Chief of Austrian Bank Offers to Resign

Mr. Stepic, one of the longest-serving banking executives in Austria, said in a statement that he had offered to resign because inquiries into his investments and recent news reports about them threatened to damage Raiffeisen’s reputation.

The bank said its board would consider his proposal promptly. Mr. Stepic, who has been with Raiffeisen since the 1970s, will remain chief executive until the board makes a decision.

Mr. Stepic built his reputation in Austria’s banking sector when he started Raiffeisen’s expansion into Eastern Europe, a step that turned a local Austrian lender into one of the biggest banks in the region. Raiffeisen opened its first business in Eastern Europe in 1987, in Hungary, years before the collapse of Communism in 1989.

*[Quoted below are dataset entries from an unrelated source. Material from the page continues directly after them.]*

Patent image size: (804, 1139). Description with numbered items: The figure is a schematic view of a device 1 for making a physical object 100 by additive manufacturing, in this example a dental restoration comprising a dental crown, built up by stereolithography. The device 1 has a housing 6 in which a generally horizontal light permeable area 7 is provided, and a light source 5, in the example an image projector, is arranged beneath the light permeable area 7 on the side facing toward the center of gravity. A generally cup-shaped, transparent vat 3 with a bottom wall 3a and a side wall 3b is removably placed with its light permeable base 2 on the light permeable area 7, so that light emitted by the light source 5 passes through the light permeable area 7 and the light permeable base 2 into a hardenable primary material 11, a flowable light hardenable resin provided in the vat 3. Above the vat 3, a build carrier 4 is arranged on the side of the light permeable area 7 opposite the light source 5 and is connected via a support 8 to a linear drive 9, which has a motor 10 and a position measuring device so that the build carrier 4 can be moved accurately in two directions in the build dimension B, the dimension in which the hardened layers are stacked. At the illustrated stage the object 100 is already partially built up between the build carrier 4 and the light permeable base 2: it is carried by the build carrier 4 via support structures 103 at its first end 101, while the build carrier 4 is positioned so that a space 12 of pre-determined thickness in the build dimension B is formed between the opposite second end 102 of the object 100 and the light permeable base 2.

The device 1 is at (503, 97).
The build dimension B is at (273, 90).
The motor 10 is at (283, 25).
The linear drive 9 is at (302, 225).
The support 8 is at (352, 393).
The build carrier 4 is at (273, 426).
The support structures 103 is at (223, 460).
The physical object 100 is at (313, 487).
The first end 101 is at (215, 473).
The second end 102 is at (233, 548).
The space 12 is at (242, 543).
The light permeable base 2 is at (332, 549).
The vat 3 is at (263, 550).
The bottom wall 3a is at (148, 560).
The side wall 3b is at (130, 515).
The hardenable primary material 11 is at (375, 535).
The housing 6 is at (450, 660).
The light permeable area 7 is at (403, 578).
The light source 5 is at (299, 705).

Raiffeisen now has operations in 17 markets in Central and Eastern Europe, more than 3,000 branches, and 14 million customers. The expansion has been highly profitable for the bank until recently, when rising numbers of bad loans in Eastern Europe weighed on its earnings.

The bank and Austria’s financial market regulator are reviewing the circumstances under which Mr. Stepic bought three apartments in Singapore through investment vehicles set up in Hong Kong and the British Virgin Islands. Mr. Stepic has repeatedly said that these were not “offshore constructions” and that all investments were made with income already taxed in Austria.

But the recent scrutiny added to the pressure on Mr. Stepic from a separate investigation by the Austrian financial regulator into an unpaid loan linked to a real estate deal in Serbia. The investigation was stopped this week when Mr. Stepic showed that he had exited the deal early. In April, Mr. Stepic repaid 2 million euros, or $2.6 million, of his bonus, citing solidarity and respect for employees as he cut jobs and earnings declined.

On Friday, Mr. Stepic said he would resign “out of responsibility for and affinity to this organization.” He said he “became aware that a discussion is under way that threatens to damage” the bank’s image, referring to reports in Austrian newspapers about his property investments in Singapore.

“I have offered my resignation under circumstances I would not have chosen but am aware that I have given my best and have nothing to reproach myself for,” he said.

The bank’s supervisory board said the offer to resign showed Mr. Stepic’s “deep affinity for the company” and that “credit should be given to him taking this difficult decision and so fending off damage for the company’s image.”

Raiffeisen Bank International is the main subsidiary of Raiffeisen Zentralbank. Raiffeisen Bank International encompasses operations beyond Austrian retail banking, including the operations in Eastern Europe, commercial banking and investment banking.